Development sector versus government schemes
Though the new provision in the Companies Act is seen as a step in the right direction, there are challenges in its implementation. Experts from the development sector point out how the spirit behind CSR has changed in the last one year. They say that while such companies comply with the law, they have not imbibed the spirit of the Act. The scepticism about mandatory spending on CSR is clearly seen. And the change in political environment has further given them the opportunity to find an easier way.

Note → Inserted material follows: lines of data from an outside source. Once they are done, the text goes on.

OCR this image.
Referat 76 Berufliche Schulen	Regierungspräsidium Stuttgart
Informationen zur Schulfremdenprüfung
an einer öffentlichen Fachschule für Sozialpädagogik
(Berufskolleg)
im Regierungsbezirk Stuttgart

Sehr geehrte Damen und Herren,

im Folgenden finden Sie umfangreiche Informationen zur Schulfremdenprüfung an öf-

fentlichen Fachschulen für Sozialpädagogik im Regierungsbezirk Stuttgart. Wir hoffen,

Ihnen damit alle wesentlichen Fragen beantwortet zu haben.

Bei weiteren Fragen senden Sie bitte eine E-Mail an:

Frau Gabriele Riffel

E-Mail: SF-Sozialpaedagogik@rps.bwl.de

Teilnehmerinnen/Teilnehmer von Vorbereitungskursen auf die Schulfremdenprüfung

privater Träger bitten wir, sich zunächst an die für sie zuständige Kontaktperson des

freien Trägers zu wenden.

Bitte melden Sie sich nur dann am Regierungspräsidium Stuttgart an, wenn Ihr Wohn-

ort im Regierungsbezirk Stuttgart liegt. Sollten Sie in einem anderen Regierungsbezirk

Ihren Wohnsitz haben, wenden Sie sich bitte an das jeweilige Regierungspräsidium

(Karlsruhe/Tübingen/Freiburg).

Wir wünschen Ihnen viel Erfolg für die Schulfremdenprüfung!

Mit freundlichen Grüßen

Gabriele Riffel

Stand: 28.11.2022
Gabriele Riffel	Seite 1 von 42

KK Upadhyay, head, Aditya Birla CSR Centre at FICCI, said the companies had to decide what they will spend on to contribute to the development sector. But the new government launched schemes and asked corporate houses to spend their CSR money on them. “That was not the original spirit of the concept. This has created a lot of confusion among companies.”
The indication given by the new government to corporate houses that they should put their money in big schemes launched by the government, such as Swachh Bharat Abhiyan or Clean Ganga Mission, is not seen as something in the right spirit. Experts believe these programmes are garnering all the money. They say it is simpler for both – the government will be happy with the corporate sector and it will be an easier task for the corporate sector as well.
The IICA, however, has maintained that the money kept for CSR should not be directed only to government schemes; instead the development sector should also be supported.
But many in the private sector doesn’t really look it as something against the spirit of the law.
Vijay Chadda, CEO, Bharti Foundation, the development arm of Bharti Group, said, “As long as money is channelising in the right manner and is used for the right cause, reaching right people, it should not matter if the companies are investing directly in the government schemes or are launching social welfare programme of their own.”
He said at Bharti Foundation the entire funding for CSR activities was so far directed through the foundation and major programmes were related to the education of underprivileged children. The foundation launched the sanitation programme after the prime minister asked companies to do so. Bharti Group committed to spend Rs 100 crore on construction of toilets in the rural households of Ludhiana in Punjab.
“We have built toilets in over 200 villages and we will cover 150 more villages,” he said. The foundation has joined hands with other organisations that have expertise in this sector. Finding the right partner has always been a challenge, Chadda said. “Every organisation has to find their own way of doing due diligence before selecting the implementing partner. It is a standard process and it is a routine challenge.”
He added, “In the first year not all companies have spent 2%. There was a delay in notification and then many companies faced difficulty in understanding the requirements. It was a learning curve, but these are the standard problems of the year one. It must and should be improved with time.”
He said the will to spend on CSR activities must come from heart. “If the government monitors or audits the CSR activities then it will kill the spirit of the provision. It will become like a forced tax.”
Experts feel it would take some time for private companies to get used to the process before they successfully spend the mandated percentage of their profits on CSR activities. But they do believe CSR is here to stay.